Results display on an interactive map with the airport shown as an orange marker and hotels as color-coded dots (green for excellent ratings, red for poor). The map automatically centers on the airport location. Hover over any marker to see details like hotel names, addresses, prices, and phone numbers, or expand the "Raw response" section to see the full JSON data from AppSync.

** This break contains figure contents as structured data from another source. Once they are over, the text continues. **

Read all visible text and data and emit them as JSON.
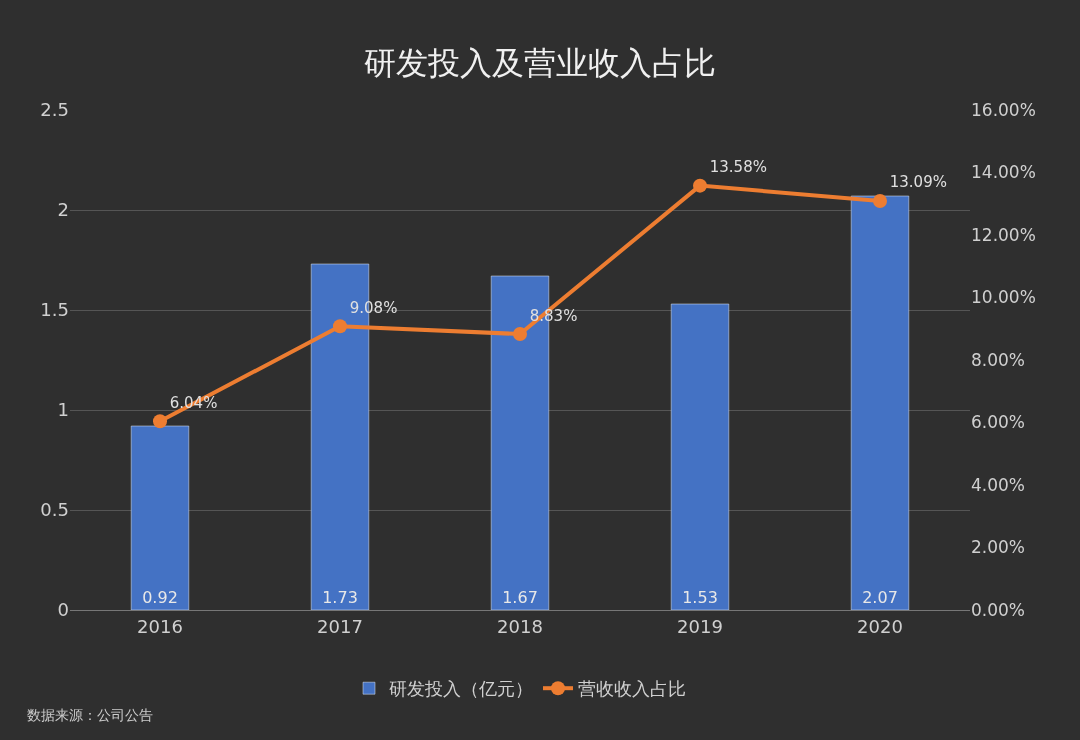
{
  "chart_data": {
    "type": "bar",
    "title": "研发投入及营业收入占比",
    "categories": [
      "2016",
      "2017",
      "2018",
      "2019",
      "2020"
    ],
    "series": [
      {
        "name": "研发投入（亿元）",
        "color": "#4472c4",
        "values": [
          0.92,
          1.73,
          1.67,
          1.53,
          2.07
        ],
        "data_labels": true
      },
      {
        "name": "营收收入占比",
        "type": "line",
        "axis": "y2",
        "color": "#ed7d31",
        "values": [
          6.04,
          9.08,
          8.83,
          13.58,
          13.09
        ],
        "value_labels": [
          "6.04%",
          "9.08%",
          "8.83%",
          "13.58%",
          "13.09%"
        ],
        "marker": "circle"
      }
    ],
    "ylim": [
      0,
      2.5
    ],
    "yticks": [
      0,
      0.5,
      1,
      1.5,
      2,
      2.5
    ],
    "y2lim": [
      0,
      16
    ],
    "y2ticks": [
      {
        "value": 0,
        "label": "0.00%"
      },
      {
        "value": 2,
        "label": "2.00%"
      },
      {
        "value": 4,
        "label": "4.00%"
      },
      {
        "value": 6,
        "label": "6.00%"
      },
      {
        "value": 8,
        "label": "8.00%"
      },
      {
        "value": 10,
        "label": "10.00%"
      },
      {
        "value": 12,
        "label": "12.00%"
      },
      {
        "value": 14,
        "label": "14.00%"
      },
      {
        "value": 16,
        "label": "16.00%"
      }
    ],
    "grid": "y",
    "legend": "bottom",
    "annotations": [
      "数据来源：公司公告"
    ]
  }
}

Want to explore the source code or run it locally? The complete Streamlit frontend code is available at https://github.com/couchbase-examples/couchbase-data_api-appsync-demo/tree/main/src/frontend. The frontend consists of home.py (tab-based navigation and connection settings) and search_hotels.py (hotel search with map visualization using pydeck). It uses the requests library to call AppSync GraphQL with standard HTTP POST requests. Ratings are computed from review data and mapped to colors for visual feedback.
To run locally:
# Clone the repository
git clone https://github.com/couchbase-examples/couchbase-data_api-appsync-demo.git
# Navigate to the project directory
cd couchbase-data_api-appsync-demo
# Create a virtual environment
python3 -m venv .venv
# Activate the virtual environment
source ./.venv/bin/activate
# Install required dependencies
pip install -r requirements.txt
# Run the Streamlit app
streamlit run src/frontend/home.pyThe app will start at http://localhost:8501.
You might wonder why we chose this particular stack instead of calling Couchbase Data API directly from the frontend. Here's the reasoning behind each technology choice:
AppSync as an API Gateway provides credential security by storing your Couchbase credentials as environment variables on the server side—your frontend never sees or handles database credentials. It also acts as a unified gateway that can aggregate data from multiple sources as your application grows. You get built-in authentication, authorization, request throttling, caching, and CloudWatch logging without building these features yourself.
GraphQL over REST gives clients the flexibility to request exactly the data they need, reducing bandwidth and improving performance. Instead of multiple REST endpoints, you have one endpoint with a strongly-typed schema that serves as self-documenting API documentation. The schema can evolve over time by adding new fields without breaking existing queries.
Streamlit for the frontend enables rapid development with pure Python—no HTML, CSS, or JavaScript required. It's perfect for prototypes and internal tools, with built-in support for maps (via pydeck), charts, and tables. You get direct access to data science libraries like pandas and easy integration with any HTTP API. Plus, Streamlit apps can be deployed to Streamlit Cloud in minutes.
The architecture summary: Frontend (Streamlit) → API Layer (AppSync GraphQL) → Data API (Couchbase) → Database (Capella). This separates concerns so each layer can be developed, tested, and scaled independently.
You've successfully built a complete demo showcasing Couchbase Data API integration with AWS AppSync GraphQL and Streamlit—creating a serverless geospatial hotel search application that executes SQL++ queries through AppSync resolvers, manages credentials securely via environment variables, and visualizes results on interactive maps with color-coded ratings and dual layers for hotels and airports.